Maritime Packers in the 1970's
Beulah Jane Wright was born in River John where she lives today. As a teenager she followed her brother to work the crab at Lismore and then to Maritime Packers in Caribou. She remembers a carload of folks commuting to Caribou from River John. At Caribou, she discovered she was good with the numbers and with people, attributes that shaped her rest of her working life. At the factory she began to help fisherman with their taxes, a task she maintained for years afterward.
Beulah's photographs of her days working in Caribou Harbour reflect the vivid sense of community that surrounded the seasonal fisheries. The working environment was multi generational and bustling. Yet change was coming as the business of fishing consolidated and the canneries at Caribou began to decline.
Beulah worked at Maritimes Packers in the early 70’s. By 1966 the Broidy family had sold the plant to National Sea Products. By the mid 1970's, the plant had fewer workers and had no longer boarded seasonal workers. The Acadian presence diminished. There were more traps but lighter catches. Local lobster canneries numbered 3 in 1979 down from 17 in 1920.
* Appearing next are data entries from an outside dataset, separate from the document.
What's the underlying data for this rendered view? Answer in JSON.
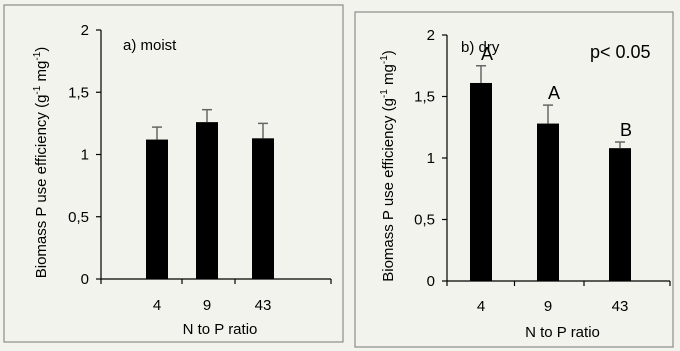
{
  "figure": {
    "background": "#f3f3ed",
    "border_color": "#8c8c8c",
    "bar_color": "#000000",
    "errorbar_color": "#666666"
  },
  "chart_data": [
    {
      "type": "bar",
      "title": "a) moist",
      "xlabel": "N to P ratio",
      "ylabel": "Biomass P use efficiency (g",
      "ylabel_sup1": "-1",
      "ylabel_mid": " mg",
      "ylabel_sup2": "-1",
      "ylabel_end": ")",
      "categories": [
        "4",
        "9",
        "43"
      ],
      "values": [
        1.12,
        1.26,
        1.13
      ],
      "errors": [
        0.1,
        0.1,
        0.12
      ],
      "letters": [
        "",
        "",
        ""
      ],
      "annotation": "",
      "ylim": [
        0,
        2
      ],
      "yticks": [
        0,
        0.5,
        1,
        1.5,
        2
      ],
      "ytick_labels": [
        "0",
        "0,5",
        "1",
        "1,5",
        "2"
      ],
      "grid": false,
      "legend": "none"
    },
    {
      "type": "bar",
      "title": "b) dry",
      "xlabel": "N to P ratio",
      "ylabel": "Biomass P use efficiency (g",
      "ylabel_sup1": "-1",
      "ylabel_mid": " mg",
      "ylabel_sup2": "-1",
      "ylabel_end": ")",
      "categories": [
        "4",
        "9",
        "43"
      ],
      "values": [
        1.61,
        1.28,
        1.08
      ],
      "errors": [
        0.14,
        0.15,
        0.05
      ],
      "letters": [
        "A",
        "A",
        "B"
      ],
      "annotation": "p< 0.05",
      "ylim": [
        0,
        2
      ],
      "yticks": [
        0,
        0.5,
        1,
        1.5,
        2
      ],
      "ytick_labels": [
        "0",
        "0,5",
        "1",
        "1,5",
        "2"
      ],
      "grid": false,
      "legend": "none"
    }
  ]
}
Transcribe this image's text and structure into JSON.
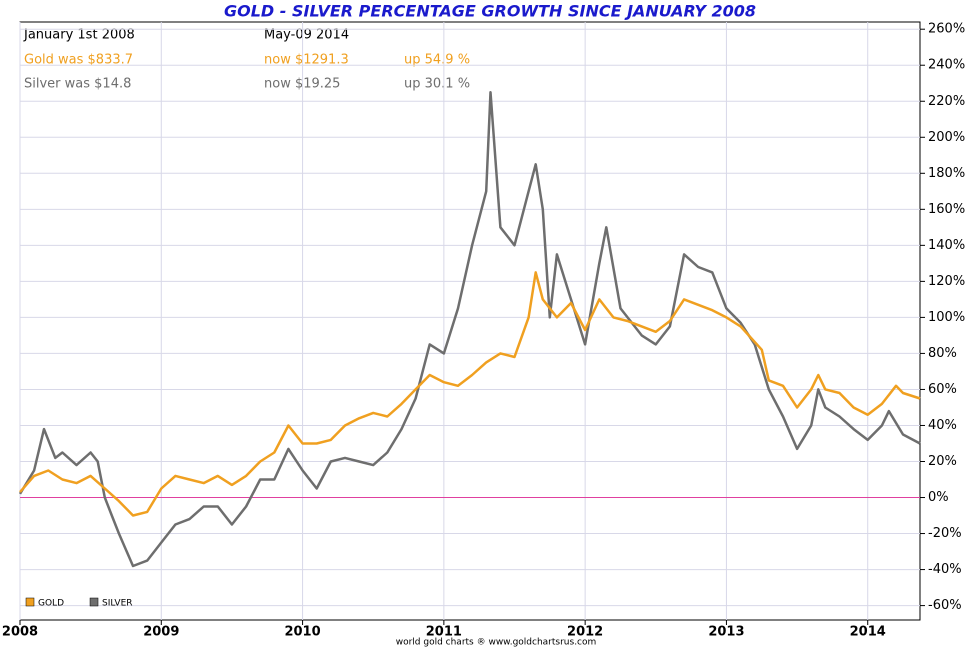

In 1971 Beulah photographed a boat going through the Little Entrance. A decade later the Little Entrance would be silted over and soon after the Maritime Packers would close completely.
Beulah went on to become an adult educator. She traveled Nova Scotia extensively teaching business skills to fishers and farmers. She is an avid genealogy researcher sought out for expertise in Maritime family history. She is also an avid collector of porcelain teacups, a hobby begun as an itinerant teacher.